En cuanto a las pólizas que, en diferentes ámbitos, cubren la responsabilidad de la empresa y de sus administradores, encontramos exclusiones específicas en las responsabilidades de explotación y profesional relativas al contagio o transmisión de enfermedades infecciosas, aunque con algunos matices, ya que en determinados casos se hace referencia exclusivamente a determinadas enfermedades y sus variantes (Creutzfed-Jacobs, VIH) y, en otros, a cualquier virus o enfermedad infecciosa. Esta circunstancia podría ser relevante con respecto de determinadas decisiones que adopte el empresario en relación con clientes y, sobre todo, empleados. En esta línea, las pólizas de D&O (responsabilidad patrimonial personal de administradores y directivos), ofrecen cobertura de gastos de defensa y representación jurídica con respecto de procedimientos derivados de cualquier violación de prevención de riesgos laborales, vulneración de los derechos fundamentales de los trabajadores o despidos improcedentes, entre otras circunstancias referidas al ámbito laboral, así como otros gastos de gestión de crisis y de reputación que podrían llegar a ser aplicables.

Algunos contratos de seguro ofrecen también, de forma complementaria, coberturas relacionadas con la ciber-privacidad y protección de datos, aparte de los específicos seguros de ciber-riesgos, de gran actualidad últimamente.
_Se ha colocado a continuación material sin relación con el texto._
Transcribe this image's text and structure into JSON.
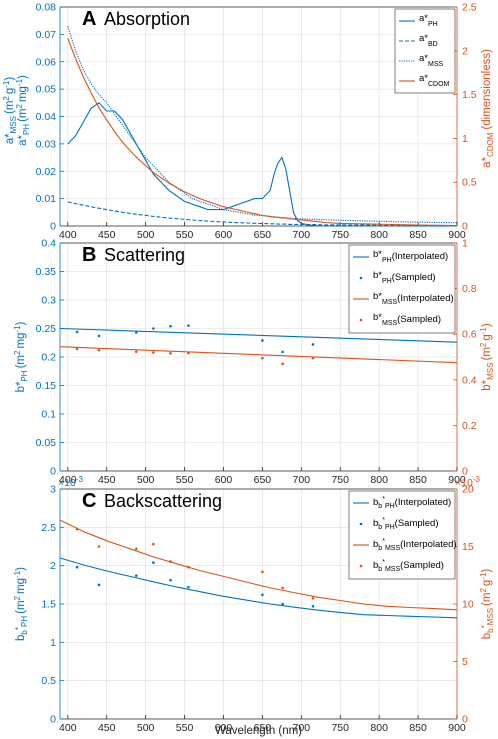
{
  "colors": {
    "left_axis": "#0072BD",
    "right_axis": "#D95319",
    "grid": "#dcdcdc",
    "axis": "#262626"
  },
  "chart_data": [
    {
      "type": "line",
      "panel_label": "A",
      "title": "Absorption",
      "x": [
        400,
        410,
        420,
        430,
        440,
        450,
        460,
        470,
        480,
        490,
        500,
        510,
        520,
        530,
        540,
        550,
        560,
        570,
        580,
        590,
        600,
        610,
        620,
        630,
        640,
        650,
        660,
        665,
        670,
        675,
        680,
        685,
        690,
        695,
        700,
        710,
        720,
        730,
        750,
        800,
        850,
        900
      ],
      "xlim": [
        390,
        900
      ],
      "xticks": [
        400,
        450,
        500,
        550,
        600,
        650,
        700,
        750,
        800,
        850,
        900
      ],
      "xtick_labels": [
        "400",
        "450",
        "500",
        "550",
        "600",
        "650",
        "700",
        "750",
        "800",
        "850",
        "900"
      ],
      "ylim_left": [
        0,
        0.08
      ],
      "yticks_left": [
        "0",
        "0.01",
        "0.02",
        "0.03",
        "0.04",
        "0.05",
        "0.06",
        "0.07",
        "0.08"
      ],
      "ylim_right": [
        0,
        2.5
      ],
      "yticks_right": [
        "0",
        "0.5",
        "1",
        "1.5",
        "2",
        "2.5"
      ],
      "ylabel_left_1": "a*",
      "ylabel_left_1_sub": "MSS",
      "ylabel_left_1_unit": "(m",
      "ylabel_left_1_unit2": "g",
      "ylabel_left_1_unit3": ")",
      "ylabel_left_2": "a*",
      "ylabel_left_2_sub": "PH",
      "ylabel_left_2_unit": "(m",
      "ylabel_left_2_unit2": "mg",
      "ylabel_left_2_unit3": ")",
      "ylabel_right": "a*",
      "ylabel_right_sub": "CDOM",
      "ylabel_right_unit": "(dimensionless)",
      "series": [
        {
          "name": "a*PH",
          "legend_main": "a*",
          "legend_sub": "PH",
          "axis": "left",
          "style": "solid",
          "values": [
            0.03,
            0.033,
            0.038,
            0.043,
            0.045,
            0.042,
            0.042,
            0.039,
            0.034,
            0.029,
            0.024,
            0.019,
            0.016,
            0.013,
            0.011,
            0.009,
            0.008,
            0.007,
            0.006,
            0.006,
            0.006,
            0.007,
            0.008,
            0.009,
            0.01,
            0.01,
            0.013,
            0.019,
            0.023,
            0.025,
            0.021,
            0.013,
            0.005,
            0.002,
            0.001,
            0.0003,
            0.0001,
            0,
            0,
            0,
            0,
            0
          ]
        },
        {
          "name": "a*BD",
          "legend_main": "a*",
          "legend_sub": "BD",
          "axis": "left",
          "style": "dashed",
          "values": [
            0.0088,
            0.0082,
            0.0076,
            0.007,
            0.0065,
            0.006,
            0.0055,
            0.005,
            0.0046,
            0.0042,
            0.0039,
            0.0035,
            0.0032,
            0.0029,
            0.0027,
            0.0024,
            0.0022,
            0.002,
            0.0018,
            0.0016,
            0.0015,
            0.0013,
            0.0012,
            0.0011,
            0.001,
            0.0009,
            0.0008,
            0.0008,
            0.0007,
            0.0007,
            0.0007,
            0.0006,
            0.0006,
            0.0006,
            0.0006,
            0.0005,
            0.0005,
            0.0004,
            0.0004,
            0.0003,
            0.0002,
            0.0002
          ]
        },
        {
          "name": "a*MSS",
          "legend_main": "a*",
          "legend_sub": "MSS",
          "axis": "left",
          "style": "dotted",
          "values": [
            0.073,
            0.064,
            0.057,
            0.052,
            0.048,
            0.045,
            0.041,
            0.037,
            0.033,
            0.029,
            0.025,
            0.022,
            0.019,
            0.016,
            0.014,
            0.012,
            0.01,
            0.009,
            0.008,
            0.007,
            0.006,
            0.0055,
            0.005,
            0.0045,
            0.004,
            0.0038,
            0.0035,
            0.0034,
            0.0032,
            0.0031,
            0.003,
            0.0029,
            0.0028,
            0.0027,
            0.0026,
            0.0025,
            0.0024,
            0.0023,
            0.0021,
            0.0017,
            0.0014,
            0.0012
          ]
        },
        {
          "name": "a*CDOM",
          "legend_main": "a*",
          "legend_sub": "CDOM",
          "axis": "right",
          "style": "solid",
          "values": [
            2.14,
            1.91,
            1.7,
            1.52,
            1.35,
            1.21,
            1.08,
            0.96,
            0.86,
            0.77,
            0.69,
            0.61,
            0.55,
            0.49,
            0.44,
            0.39,
            0.35,
            0.31,
            0.28,
            0.25,
            0.22,
            0.2,
            0.18,
            0.16,
            0.14,
            0.12,
            0.11,
            0.1,
            0.1,
            0.09,
            0.09,
            0.08,
            0.08,
            0.07,
            0.07,
            0.06,
            0.05,
            0.04,
            0.03,
            0.02,
            0.01,
            0.005
          ]
        }
      ]
    },
    {
      "type": "line",
      "panel_label": "B",
      "title": "Scattering",
      "xlim": [
        390,
        900
      ],
      "xticks": [
        400,
        450,
        500,
        550,
        600,
        650,
        700,
        750,
        800,
        850,
        900
      ],
      "xtick_labels": [
        "400",
        "450",
        "500",
        "550",
        "600",
        "650",
        "700",
        "750",
        "800",
        "850",
        "900"
      ],
      "ylim_left": [
        0,
        0.4
      ],
      "yticks_left": [
        "0",
        "0.05",
        "0.1",
        "0.15",
        "0.2",
        "0.25",
        "0.3",
        "0.35",
        "0.4"
      ],
      "ylim_right": [
        0,
        1
      ],
      "yticks_right": [
        "0",
        "0.2",
        "0.4",
        "0.6",
        "0.8",
        "1"
      ],
      "ylabel_left": "b*",
      "ylabel_left_sub": "PH",
      "ylabel_left_unit": "(m",
      "ylabel_left_unit2": "mg",
      "ylabel_left_unit3": ")",
      "ylabel_right": "b*",
      "ylabel_right_sub": "MSS",
      "ylabel_right_unit": "(m",
      "ylabel_right_unit2": "g",
      "ylabel_right_unit3": ")",
      "series": [
        {
          "name": "b*PH(Interpolated)",
          "legend_main": "b*",
          "legend_sub": "PH",
          "legend_suffix": "(Interpolated)",
          "axis": "left",
          "style": "line",
          "x": [
            390,
            900
          ],
          "values": [
            0.25,
            0.226
          ]
        },
        {
          "name": "b*PH(Sampled)",
          "legend_main": "b*",
          "legend_sub": "PH",
          "legend_suffix": "(Sampled)",
          "axis": "left",
          "style": "points",
          "x": [
            412,
            440,
            488,
            510,
            532,
            555,
            650,
            676,
            715
          ],
          "values": [
            0.244,
            0.237,
            0.243,
            0.25,
            0.254,
            0.255,
            0.229,
            0.209,
            0.222
          ]
        },
        {
          "name": "b*MSS(Interpolated)",
          "legend_main": "b*",
          "legend_sub": "MSS",
          "legend_suffix": "(Interpolated)",
          "axis": "right",
          "style": "line",
          "x": [
            390,
            900
          ],
          "values": [
            0.545,
            0.475
          ]
        },
        {
          "name": "b*MSS(Sampled)",
          "legend_main": "b*",
          "legend_sub": "MSS",
          "legend_suffix": "(Sampled)",
          "axis": "right",
          "style": "points",
          "x": [
            412,
            440,
            488,
            510,
            532,
            555,
            650,
            676,
            715
          ],
          "values": [
            0.535,
            0.53,
            0.523,
            0.52,
            0.516,
            0.517,
            0.495,
            0.47,
            0.495
          ]
        }
      ]
    },
    {
      "type": "line",
      "panel_label": "C",
      "title": "Backscattering",
      "xlim": [
        390,
        900
      ],
      "xticks": [
        400,
        450,
        500,
        550,
        600,
        650,
        700,
        750,
        800,
        850,
        900
      ],
      "xtick_labels": [
        "400",
        "450",
        "500",
        "550",
        "600",
        "650",
        "700",
        "750",
        "800",
        "850",
        "900"
      ],
      "xlabel": "Wavelength (nm)",
      "ylim_left": [
        0,
        0.003
      ],
      "yticks_left": [
        "0",
        "0.5",
        "1",
        "1.5",
        "2",
        "2.5",
        "3"
      ],
      "left_exponent_base": "×10",
      "left_exponent_power": "-3",
      "ylim_right": [
        0,
        0.02
      ],
      "yticks_right": [
        "0",
        "5",
        "10",
        "15",
        "20"
      ],
      "right_exponent_base": "×10",
      "right_exponent_power": "-3",
      "ylabel_left": "b",
      "ylabel_left_sub1": "b",
      "ylabel_left_star": "*",
      "ylabel_left_sub2": "PH",
      "ylabel_left_unit": "(m",
      "ylabel_left_unit2": "mg",
      "ylabel_left_unit3": ")",
      "ylabel_right": "b",
      "ylabel_right_sub1": "b",
      "ylabel_right_star": "*",
      "ylabel_right_sub2": "MSS",
      "ylabel_right_unit": "(m",
      "ylabel_right_unit2": "g",
      "ylabel_right_unit3": ")",
      "series": [
        {
          "name": "bb*PH(Interpolated)",
          "legend_main": "b",
          "legend_sub1": "b",
          "legend_star": "*",
          "legend_sub2": "PH",
          "legend_suffix": "(Interpolated)",
          "axis": "left",
          "style": "line",
          "x": [
            390,
            420,
            450,
            480,
            510,
            540,
            570,
            600,
            630,
            660,
            690,
            720,
            750,
            780,
            810,
            840,
            870,
            900
          ],
          "values": [
            0.0021,
            0.00201,
            0.00193,
            0.00186,
            0.00179,
            0.00172,
            0.00166,
            0.0016,
            0.00155,
            0.0015,
            0.00146,
            0.00142,
            0.00139,
            0.00136,
            0.00135,
            0.00134,
            0.00133,
            0.00132
          ]
        },
        {
          "name": "bb*PH(Sampled)",
          "legend_main": "b",
          "legend_sub1": "b",
          "legend_star": "*",
          "legend_sub2": "PH",
          "legend_suffix": "(Sampled)",
          "axis": "left",
          "style": "points",
          "x": [
            412,
            440,
            488,
            510,
            532,
            555,
            650,
            676,
            715
          ],
          "values": [
            0.00198,
            0.00175,
            0.00187,
            0.00204,
            0.00181,
            0.00172,
            0.00162,
            0.0015,
            0.00147
          ]
        },
        {
          "name": "bb*MSS(Interpolated)",
          "legend_main": "b",
          "legend_sub1": "b",
          "legend_star": "*",
          "legend_sub2": "MSS",
          "legend_suffix": "(Interpolated)",
          "axis": "right",
          "style": "line",
          "x": [
            390,
            420,
            450,
            480,
            510,
            540,
            570,
            600,
            630,
            660,
            690,
            720,
            750,
            780,
            810,
            840,
            870,
            900
          ],
          "values": [
            0.0173,
            0.0163,
            0.0155,
            0.0148,
            0.0141,
            0.0135,
            0.0129,
            0.0124,
            0.0119,
            0.0114,
            0.011,
            0.0106,
            0.0103,
            0.01,
            0.0098,
            0.0097,
            0.0096,
            0.0095
          ]
        },
        {
          "name": "bb*MSS(Sampled)",
          "legend_main": "b",
          "legend_sub1": "b",
          "legend_star": "*",
          "legend_sub2": "MSS",
          "legend_suffix": "(Sampled)",
          "axis": "right",
          "style": "points",
          "x": [
            412,
            440,
            488,
            510,
            532,
            555,
            650,
            676,
            715
          ],
          "values": [
            0.0165,
            0.015,
            0.0148,
            0.0152,
            0.0137,
            0.0132,
            0.0128,
            0.0114,
            0.0105
          ]
        }
      ]
    }
  ]
}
Un gran número de empresas han tenido que adaptar a contrarreloj sus procesos productivos para adoptar técnicas de teletrabajo o homeworking entre sus plantillas. Conviene comprobar lo antes posible que los procedimientos adoptados siguen los estándares de seguridad necesarios para la aplicación de este tipo de garantías.
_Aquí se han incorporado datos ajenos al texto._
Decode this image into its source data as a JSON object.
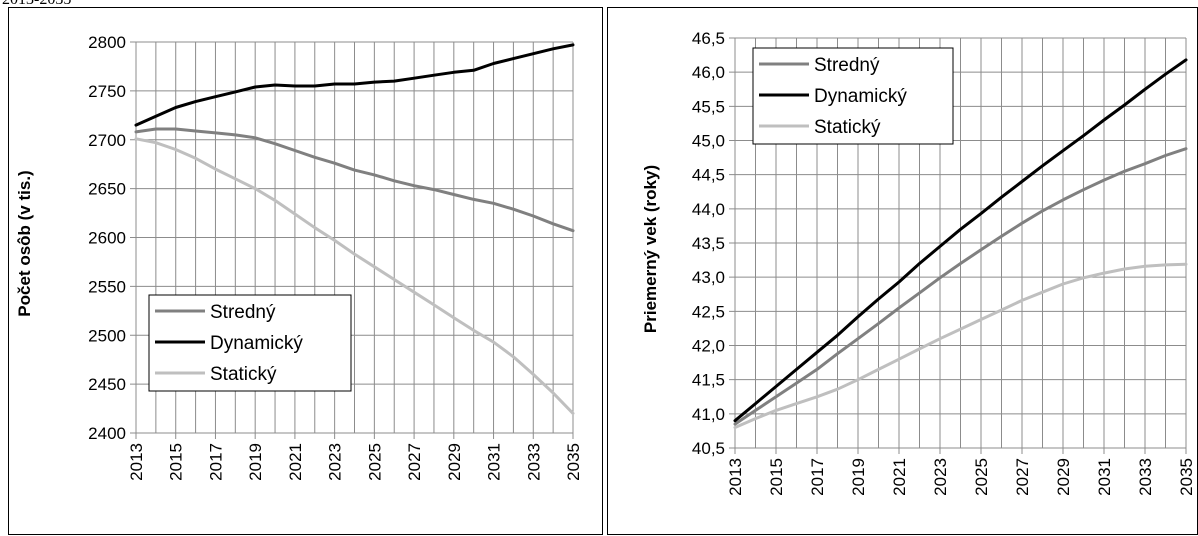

Por último, al margen de lo específicamente previsto en los contratos de seguro, y de otros aspectos económicos, laborales, jurídicos y fiscales que se deberán considerar, estoy convencido de que la industria del seguro no va a ser ajena a la gran ola de responsabilidad social y solidaridad que mueve a nuestra sociedad en las circunstancias más adversas, como ya se ha demostrado en otras ocasiones. El ejemplo del personal sanitario, transportistas,  resto de empresas, autónomos y particulares colaborando en pro del bien común debe hacernos sentir responsables, pero también optimistas, sobre el resultado final de este gran esfuerzo contra el virus y sobre la evolución que supondrá la aparición de este cisne negro (Taleb) para una mayor conciencia sobre la gestión de riesgos”.

En quinto lugar, y en cuanto a si el sector seguros está preparado para afrontar los retos que el COVID-19 plantea en este sector, se ha de indicar que “este sector tiene dos características que le dotan de ese “plus” de respuesta ante esta desafiante situación. La primera, es que la propia actividad del sector es la gestión de riesgos. Es cierto que el efecto del coronavirus no era un riesgo totalmente conocido y es lo que se podría llamar, no sin controversia, un cisne negro. La segunda es la visión a largo plazode las compañías aseguradoras, que están más preparadas para mantener su actividad en toda situación, incluso en las más adversas como las actuales. Estas dos características les permiten ejercer su papel de protección de riesgos frente a desastres de todo tipo y continuar con su actividad.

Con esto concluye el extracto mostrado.